Projenin 1. Kesimi Haziran 2016’da, 2. Kesimi ise Mart 2017 yılında açılmıştır. Projenin İzmir’e kadar olan tümü ise 2019 yılında hizmete girecektir. Projenin tümü açılmadan önce geçen araç sayısı yeterli değil gibi bir sav haklı olamaz. Altyapı ve özellikle otoyol gibi YİD projelerinde, sadece Türkiye’de değil tüm dünyada devletçe verilen garantilere kısa sürede ulaşılması beklenemez. Ayrıca, bizim projemiz 8 milyar dolarlık bir projedir ve projenin ilk yıllarında araç geçiş sayısının garanti edilen rakamlara ulaşmamış olması eleştiri konusu yapılabilecek bir husus değildir. Proje finanse edilirken bankalara, Karayolları Genel Müdürlüğüne ve Hazine Müsteşarlığına sunulan verilerde de ilk yıllarda araç geçiş sayısının garanti sayının altında kalacağı da bilinen bir gerçektir. Buna rağmen, 2017 yılında geçen araç sayısı ortalama 20,000’i geçmiştir ve henüz projenin tümü tamamlanmamışken, garanti edilen trafiğin yarısına ulaşabilmek bir YİD projesi için büyük başarı sayılmalıdır.
Projenin ülke ekonomisine sağlayacağı katkı ile ilgili bilgi alabilir miyiz?
Proje ile Türkiye’nin en gelişmiş ve milli ekonomiye en fazla katkı sağlayan ve ekonomik faaliyetlerin yaklaşık % 50’sini bünyesinde toplayan İstanbul, Kocaeli, Bursa, Balıkesir, Manisa ve İzmir illeri çağdaş bir otoyol ile bağlanmaktadır.
Yapılan projeksiyonlara göre, projemizin, başta otomotiv, tekstil ve turizm endüstrileri olmak üzere toplam milli ekonomimize yaklaşık 14-15 milyar TL. katma değer, 15,000 kişiye de ilave istihdam sağlaması beklenmektedir. Ayrıca, azalan yol boyu ve önlenen trafik sıkışıklığı ile ekonomide yılda yaklaşık 600-650 milyon dolar tasarruf sağlanacağı öngörülmektedir.

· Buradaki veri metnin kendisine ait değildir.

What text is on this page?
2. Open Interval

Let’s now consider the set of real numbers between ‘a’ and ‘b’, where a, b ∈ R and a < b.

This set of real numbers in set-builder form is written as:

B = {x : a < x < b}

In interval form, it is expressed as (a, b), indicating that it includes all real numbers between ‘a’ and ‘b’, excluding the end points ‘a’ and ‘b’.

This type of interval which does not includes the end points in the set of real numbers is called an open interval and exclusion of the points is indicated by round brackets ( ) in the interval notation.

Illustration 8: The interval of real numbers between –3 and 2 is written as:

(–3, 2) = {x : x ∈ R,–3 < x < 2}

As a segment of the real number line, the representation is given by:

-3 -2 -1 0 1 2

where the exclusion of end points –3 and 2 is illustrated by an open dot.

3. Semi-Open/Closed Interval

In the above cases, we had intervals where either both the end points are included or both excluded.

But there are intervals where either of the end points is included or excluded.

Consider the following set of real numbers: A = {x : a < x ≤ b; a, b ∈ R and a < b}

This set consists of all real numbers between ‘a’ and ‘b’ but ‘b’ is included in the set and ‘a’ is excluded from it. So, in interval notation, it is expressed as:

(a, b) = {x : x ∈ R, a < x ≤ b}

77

Osmangazi Köprüsü işletmeye açılınca, Gebze’den körfezi dolaşarak karşı yakaya geçiş yaklaşık 100 km. kısalmıştır. Böylece, daha önce mevcut devlet yolu üzerinden 90 dakika süren mesafe, köprü ile 6 dakikaya inmiştir. Bunun zaman ve yakıt açısından sağladığı fayda çok büyüktür.
Bursa ilimiz son yıllarda ekonomisi ve nüfusu en hızlı artan illerimizden biridir ve İstanbul-Kocaeli-Bursa hattını modern bir otoyol ile bağlamak ekonomiye önemli katkı sağlayacaktır.
Projenin geldiği nokta ve önümüzdeki dönem çalışma planı ile ilgili bilgi alabilir miyiz?
Proje kapsamında, 405 km. ana otoyol, 49 km. bağlantı yolları, 166 km. kavşak kolları ve yan yollar bulunmaktadır. Ayrıca, projeye, toplamda 3 km. ana açıklık olarak 1,550 m. uzunlukla dünyanın 4. uzun asma köprüsü, 1.4 km. uzunlukta çelik viyadük ve 38 ayrı viyadük dahildir. Projenin inşaatına 2013 yılında başlanmış ve hızla çalışarak Osmangazi Köprüsü’nünde dahil olduğu I. Kesim Haziran 2016’da, Orhangazi-Bursa arasını oluşturan II. Kesim ise Mart 2017 tarihinde işletmeye açılmıştır. Ayrıca, Bornova ile Kemalpaşa arasında 20 km’lik bir bölüm de yine Mart 2017’de hizmete açılmıştır. 2018 yılı içinde Kemalpaşa-Saruhanlı arasındaki 50 km’lik bölüm hizmete açılacak ve projenin tümü ise 2019 yılı 3. çeyreğinde hizmete girerek 405 km’lik otoyolumuz tamamlanmış olacaktır.